3. It's packed with references to the PS3
As early as its very first trailer, MGS4 made its console allegiances known when Otacon declared the Cell processor to be "the key to winning the console war." That assertion didn't make it into the finished game, although there are other Sony-specific touches, like the Sixaxis controller Snake uses to control the Metal Gear Mk.
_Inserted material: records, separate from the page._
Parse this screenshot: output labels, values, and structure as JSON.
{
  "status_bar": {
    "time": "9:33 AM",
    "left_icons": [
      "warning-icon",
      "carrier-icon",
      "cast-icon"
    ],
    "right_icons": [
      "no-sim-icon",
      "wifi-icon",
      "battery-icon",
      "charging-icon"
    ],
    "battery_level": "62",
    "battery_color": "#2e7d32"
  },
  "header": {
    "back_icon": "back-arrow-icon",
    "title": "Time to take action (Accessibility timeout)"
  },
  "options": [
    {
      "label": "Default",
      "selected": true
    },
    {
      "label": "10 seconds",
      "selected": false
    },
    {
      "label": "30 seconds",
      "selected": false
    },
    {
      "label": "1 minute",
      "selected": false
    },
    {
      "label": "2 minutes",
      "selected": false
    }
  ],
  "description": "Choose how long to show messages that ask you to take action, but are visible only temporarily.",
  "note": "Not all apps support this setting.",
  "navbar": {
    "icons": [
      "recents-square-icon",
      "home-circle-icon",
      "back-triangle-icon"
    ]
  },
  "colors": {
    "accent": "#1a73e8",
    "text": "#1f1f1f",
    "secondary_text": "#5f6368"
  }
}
II. You can also occasionally catch his preteen sidekick Sunny using a PSP, and there's even a broken-fourth-wall moment in which Otacon tells you to swap in the next disc, then instantly corrects himself when he remembers that the game is on Blu-ray.
True, it probably wouldn't take too long to scrub all those references for a multiplatform release, or to replace them with Xbox-centric ones. But it does seem as though the game's creators wanted to make it very clear that they've chosen a side.
4. Sony needs exclusives right now
As Sony Computer Entertainment America chief Jack Tretton said during this year's E3, the PS3 boasts no fewer than 75 exclusive games. A good chunk of those, however, are low-profile PSN games, and almost all of them are first-party titles published by SCEA. A lot of them may be unquestionably awesome, but the fact is that dedicated third-party support is more important than ever right now, and Sony's isn't as steadfast as the company - or its fans - would like.
Above: MGS4 factors into these plans rather heavily
Devil May Cry 4, Final Fantasy XIII, Assassin's Creed and even Grand Theft Auto IV were all originally supposed to have been PlayStation 3 exclusives, and all of them ended up crossing over to the 360. The PS3 still got (or in the case of FFXIII, will still get) them, of course, but they were no longer a reason to buy the console over its competitor. As we said in the intro, MGS4 has found itself as Sony's last bastion of third-party exclusivity, which means that a lot of the company's hopes are riding on the game and its stellar performance right now. Again, to announce a 360 version now could be disastrous - not just for Sony, but for Konami's longstanding ties with Sony. And that's to say nothing of the fallout from angry PS3 fans.
5. Why start now?
The PlayStation brand, for better or worse, has always been closely intertwined with Metal Gear Solid. The previous four games in the series (eight, if you count Metal Gear Acid, MGA2, VR Missionsand Portable Ops Plus) have all appeared on PlayStation platforms, and while there have been a couple of flirtations with Nintendo and Microsoft in the past, PlayStation is where Solid Snake claims permanent residence.
Above: The game that helped make the PlayStation brand what it is
Now, plenty of Xbox 360 owners also own, or have owned, PS2s. And a good chunk of those have probably played all of the MGS games up to this point. But any who didn't will be coming in at the very end of the story, after all of the most important events in Snake's life have already happened. And although it's possible to enjoy the game without having played its predecessors, Metal Gear Solid 4 is filled with so much exposition and rambling references to earlier games that it's enough to make a die-hard fan's head swim. We can only imagine how difficult it must be to follow for someone who hasn't played the series up until now. (Of course, if you're the type to skip cutscenes, that probably won't matter much anyway - although you will be missing out on the majority of the game).